L’attore che interpreta “Pino o’ Pazzo” nella celebre serie Rai dovrà risarcire i danni entro sei mesi
Artem Tkachuk, l’attore italo-ucraino diventato famoso per il ruolo di “Pino o’ Pazzo” nella serie televisiva Mare Fuori, è stato condannato a un anno di reclusione per il danneggiamento aggravato di quattro automobili. La sentenza è stata pronunciata dal giudice del Tribunale di Milano al termine del processo celebrato con rito abbreviato e riguarda i fatti avvenuti nella notte tra il 20 e il 21 maggio a Rho, nell’hinterland milanese.
Insieme al 25enne sono stati condannati anche altri tre giovani, rispettivamente di 18, 22 e 24 anni, che si trovavano con lui quella sera. Per tutti il giudice ha disposto la sospensione condizionale della pena e la non menzione della condanna nel casellario giudiziale, ma a una condizione: dovranno risarcire i danni provocati entro sei mesi.
Il raid contro le auto e l’arresto nella notte
L’episodio risale alla notte tra il 20 e il 21 maggio, quando gli agenti della Polizia sono intervenuti nella zona di via Molino Prepositurale, a Rho, dopo alcune segnalazioni.
Secondo la ricostruzione dell’accusa, i quattro avrebbero preso a calci diverse auto parcheggiate, danneggiando specchietti, paraurti e altre parti delle vetture in sosta.
Al termine dell’intervento gli agenti arrestarono Artem Tkachuk con l’accusa di danneggiamento aggravato.
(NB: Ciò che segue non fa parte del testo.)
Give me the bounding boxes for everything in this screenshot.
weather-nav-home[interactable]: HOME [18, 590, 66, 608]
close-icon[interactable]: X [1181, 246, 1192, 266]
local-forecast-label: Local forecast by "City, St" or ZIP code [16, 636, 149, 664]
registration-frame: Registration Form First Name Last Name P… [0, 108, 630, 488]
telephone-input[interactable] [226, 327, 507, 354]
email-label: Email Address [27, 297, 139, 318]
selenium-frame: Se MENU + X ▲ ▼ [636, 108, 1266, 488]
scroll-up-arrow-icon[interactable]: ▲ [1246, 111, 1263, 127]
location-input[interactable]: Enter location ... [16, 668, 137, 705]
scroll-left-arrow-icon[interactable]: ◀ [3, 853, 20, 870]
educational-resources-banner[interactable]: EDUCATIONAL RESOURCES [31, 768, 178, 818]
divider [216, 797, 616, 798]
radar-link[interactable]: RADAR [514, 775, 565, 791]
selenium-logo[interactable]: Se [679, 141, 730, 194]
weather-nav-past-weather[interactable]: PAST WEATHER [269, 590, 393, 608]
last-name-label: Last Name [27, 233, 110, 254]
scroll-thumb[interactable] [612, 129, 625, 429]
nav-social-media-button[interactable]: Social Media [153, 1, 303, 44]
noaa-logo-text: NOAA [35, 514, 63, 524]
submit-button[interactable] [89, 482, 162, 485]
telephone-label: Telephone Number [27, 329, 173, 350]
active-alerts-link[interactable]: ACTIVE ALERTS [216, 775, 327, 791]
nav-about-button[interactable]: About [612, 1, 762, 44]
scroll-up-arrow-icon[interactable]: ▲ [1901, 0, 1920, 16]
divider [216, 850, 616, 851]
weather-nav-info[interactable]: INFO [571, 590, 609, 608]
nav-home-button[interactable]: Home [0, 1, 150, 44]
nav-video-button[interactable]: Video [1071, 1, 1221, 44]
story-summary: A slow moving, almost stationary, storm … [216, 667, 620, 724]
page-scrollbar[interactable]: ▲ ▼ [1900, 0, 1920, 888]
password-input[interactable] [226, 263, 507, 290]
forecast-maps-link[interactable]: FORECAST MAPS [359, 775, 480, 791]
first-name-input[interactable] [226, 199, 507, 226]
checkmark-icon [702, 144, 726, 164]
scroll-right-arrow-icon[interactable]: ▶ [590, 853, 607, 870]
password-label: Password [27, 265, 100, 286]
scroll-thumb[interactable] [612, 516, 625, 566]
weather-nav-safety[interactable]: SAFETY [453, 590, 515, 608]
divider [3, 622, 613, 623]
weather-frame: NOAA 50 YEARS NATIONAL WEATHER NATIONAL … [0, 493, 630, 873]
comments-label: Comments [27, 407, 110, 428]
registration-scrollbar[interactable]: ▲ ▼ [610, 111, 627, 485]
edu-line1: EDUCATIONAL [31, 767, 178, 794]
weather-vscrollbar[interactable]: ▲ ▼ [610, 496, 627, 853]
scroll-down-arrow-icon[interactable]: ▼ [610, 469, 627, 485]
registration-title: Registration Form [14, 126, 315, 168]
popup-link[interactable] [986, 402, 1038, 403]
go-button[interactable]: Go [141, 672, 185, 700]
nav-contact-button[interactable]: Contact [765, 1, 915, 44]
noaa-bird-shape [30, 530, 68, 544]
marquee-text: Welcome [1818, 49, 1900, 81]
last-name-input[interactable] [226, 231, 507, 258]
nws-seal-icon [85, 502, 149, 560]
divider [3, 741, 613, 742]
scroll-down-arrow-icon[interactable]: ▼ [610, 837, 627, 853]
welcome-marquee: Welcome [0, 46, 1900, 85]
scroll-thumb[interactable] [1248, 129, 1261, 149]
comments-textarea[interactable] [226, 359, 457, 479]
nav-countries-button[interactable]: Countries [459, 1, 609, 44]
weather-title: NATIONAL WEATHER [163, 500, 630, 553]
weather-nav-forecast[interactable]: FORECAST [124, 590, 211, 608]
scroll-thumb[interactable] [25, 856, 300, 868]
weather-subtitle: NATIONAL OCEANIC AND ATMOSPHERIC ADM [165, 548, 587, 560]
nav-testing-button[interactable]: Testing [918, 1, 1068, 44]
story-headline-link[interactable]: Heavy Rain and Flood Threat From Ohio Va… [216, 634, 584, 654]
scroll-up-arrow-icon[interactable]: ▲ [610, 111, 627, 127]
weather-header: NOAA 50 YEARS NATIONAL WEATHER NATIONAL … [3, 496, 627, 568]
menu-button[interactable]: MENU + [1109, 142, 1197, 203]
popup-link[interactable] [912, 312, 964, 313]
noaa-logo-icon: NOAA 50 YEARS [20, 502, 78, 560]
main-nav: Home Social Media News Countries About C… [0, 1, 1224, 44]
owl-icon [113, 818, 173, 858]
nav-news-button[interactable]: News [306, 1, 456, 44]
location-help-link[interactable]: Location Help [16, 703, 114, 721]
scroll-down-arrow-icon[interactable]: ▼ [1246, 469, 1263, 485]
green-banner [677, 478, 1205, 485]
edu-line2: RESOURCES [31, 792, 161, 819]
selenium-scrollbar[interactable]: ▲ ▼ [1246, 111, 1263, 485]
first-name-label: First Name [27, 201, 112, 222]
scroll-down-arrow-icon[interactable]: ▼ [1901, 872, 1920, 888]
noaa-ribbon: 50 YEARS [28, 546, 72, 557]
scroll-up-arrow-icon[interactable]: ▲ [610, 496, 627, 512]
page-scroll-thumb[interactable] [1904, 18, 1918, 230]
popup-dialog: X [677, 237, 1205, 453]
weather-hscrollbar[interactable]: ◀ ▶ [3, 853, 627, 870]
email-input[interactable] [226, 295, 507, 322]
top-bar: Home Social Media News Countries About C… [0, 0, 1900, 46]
L’arresto venne successivamente convalidato, ma il giudice non applicò alcuna misura cautelare, consentendo all’attore di rimanere in libertà in attesa del processo.
Le accuse agli agenti e il secondo fascicolo aperto
Durante l’intervento delle forze dell’ordine, secondo quanto contestato dagli investigatori, Tkachuk avrebbe anche insultato e minacciato i poliziotti.
Tra le frasi finite nel fascicolo d’indagine figurerebbero espressioni come «Adesso vi sfondo» e «Io vi compro tutti», pronunciate nei confronti degli agenti intervenuti sul posto.
Per questo comportamento l’attore è stato denunciato anche per minaccia a pubblico ufficiale in un procedimento separato rispetto a quello concluso con la condanna per il danneggiamento delle automobili.
Nel corso dell’udienza di convalida dell’arresto, il giovane aveva comunque chiesto scusa per quanto accaduto.
La difesa chiedeva l’assoluzione
Nel processo celebrato con rito abbreviato, la Procura aveva chiesto una condanna a otto mesi di reclusione per tutti gli imputati.
Le difese, invece, avevano sollecitato l’assoluzione. L’avvocata Maria Grazia Padula, che assiste Artem Tkachuk e uno degli altri imputati, e la legale Alessia Pontenani, difensore degli altri due giovani, hanno sostenuto che non vi fossero elementi sufficienti per attribuire ai quattro i danneggiamenti contestati.
In particolare, la difesa di due imputati ha evidenziato come quei ragazzi avessero conosciuto l’attore proprio quella sera, circostanza che sarebbe stata dimostrata anche da un selfie scattato insieme. Secondo i legali, inoltre, il gruppo sarebbe stato fermato in una strada diversa rispetto a quella in cui erano state danneggiate le automobili.
Il giudice, però, ha ritenuto sufficienti gli elementi raccolti dall’accusa, pronunciando la condanna per tutti e quattro gli imputati.
La possibilità di evitare effetti penali della condanna
La sentenza prevede comunque un’importante possibilità per gli imputati.
La sospensione condizionale della pena e la non menzione nel casellario giudiziale resteranno valide soltanto se, entro sei mesi, verranno integralmente risarciti i danni provocati ai proprietari delle quattro automobili.
Resta invece aperto il procedimento relativo alle presunte minacce rivolte agli agenti di polizia, che seguirà un percorso giudiziario separato.